How to treat children for lice? - briefly
Use a medicated shampoo or lotion containing 1% permethrin, apply according to the package instructions, then comb out nits with a fine-toothed comb. Wash all bedding, clothing, and personal items in hot water and repeat treatment in 7‑10 days to eliminate any surviving eggs.
How to treat children for lice? - in detail
Treating head‑lice infestations in children requires a systematic approach that combines safe medication, thorough combing, environmental control, and follow‑up checks.
First, confirm the presence of live lice or viable nits. Use a fine‑toothed lice comb on damp hair, sectioning the scalp and pulling the comb through each strand from the scalp outward. Examine the comb after each pass; any live insects or nits attached within 1 mm of the scalp confirm infestation.
Second, apply an approved pediculicide. Options include:
- 1 % permethrin lotion or shampoo, applied to dry hair, left for 10 minutes, then rinsed.
- 0.5 % malathion cream, applied to dry hair, left for 8–12 hours, then washed off.
- Dimethicone‑based products, which coat and immobilize insects without neurotoxic action.
Follow the manufacturer’s instructions precisely, covering the entire scalp and hair length. Do not exceed the recommended dosage or frequency.
Third, perform a wet‑combing session 24 hours after treatment.
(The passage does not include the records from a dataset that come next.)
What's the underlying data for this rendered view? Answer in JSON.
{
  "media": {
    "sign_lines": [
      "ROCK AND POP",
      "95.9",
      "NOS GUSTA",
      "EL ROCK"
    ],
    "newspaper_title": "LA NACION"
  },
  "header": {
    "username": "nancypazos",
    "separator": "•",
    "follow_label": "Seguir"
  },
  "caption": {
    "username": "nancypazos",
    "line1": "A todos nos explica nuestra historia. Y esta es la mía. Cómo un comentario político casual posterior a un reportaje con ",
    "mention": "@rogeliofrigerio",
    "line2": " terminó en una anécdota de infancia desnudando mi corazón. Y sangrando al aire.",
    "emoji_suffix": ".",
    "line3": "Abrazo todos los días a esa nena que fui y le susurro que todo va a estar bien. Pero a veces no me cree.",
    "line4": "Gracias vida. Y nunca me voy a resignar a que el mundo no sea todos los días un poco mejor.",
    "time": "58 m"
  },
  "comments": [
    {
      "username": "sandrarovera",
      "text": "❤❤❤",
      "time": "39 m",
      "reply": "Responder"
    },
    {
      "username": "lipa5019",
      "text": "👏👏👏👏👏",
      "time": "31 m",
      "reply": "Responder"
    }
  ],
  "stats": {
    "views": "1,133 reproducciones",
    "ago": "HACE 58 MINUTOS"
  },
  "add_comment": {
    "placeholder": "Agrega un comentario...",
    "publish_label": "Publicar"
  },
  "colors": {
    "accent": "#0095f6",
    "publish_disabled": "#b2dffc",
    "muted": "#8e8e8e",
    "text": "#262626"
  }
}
Wet the hair with a conditioner, then comb with a fine lice comb from the scalp to the tips, cleaning the comb after each stroke. Repeat this process every 2–3 days for a total of three sessions to remove any newly hatched nits.
Fourth, address personal items and the environment:
- Wash clothing, bedding, and towels used within the previous 48 hours in hot water (≥ 130 °F) and dry on high heat.
- Seal non‑washable items (e.g., stuffed animals) in a plastic bag for two weeks.
- Vacuum carpets, upholstered furniture, and car seats; discard vacuum bags promptly.
Fifth, monitor the child’s scalp twice weekly for four weeks. If live lice are observed after the second treatment, repeat the pediculicide according to label guidelines, or switch to an alternative class of product.
Finally, educate caregivers about preventive measures: avoid head‑to‑head contact, discourage sharing of hats, hair accessories, and personal grooming tools, and perform routine checks after group activities such as school or sports.
Adhering to these steps maximizes eradication success while minimizing the risk of resistance or adverse reactions.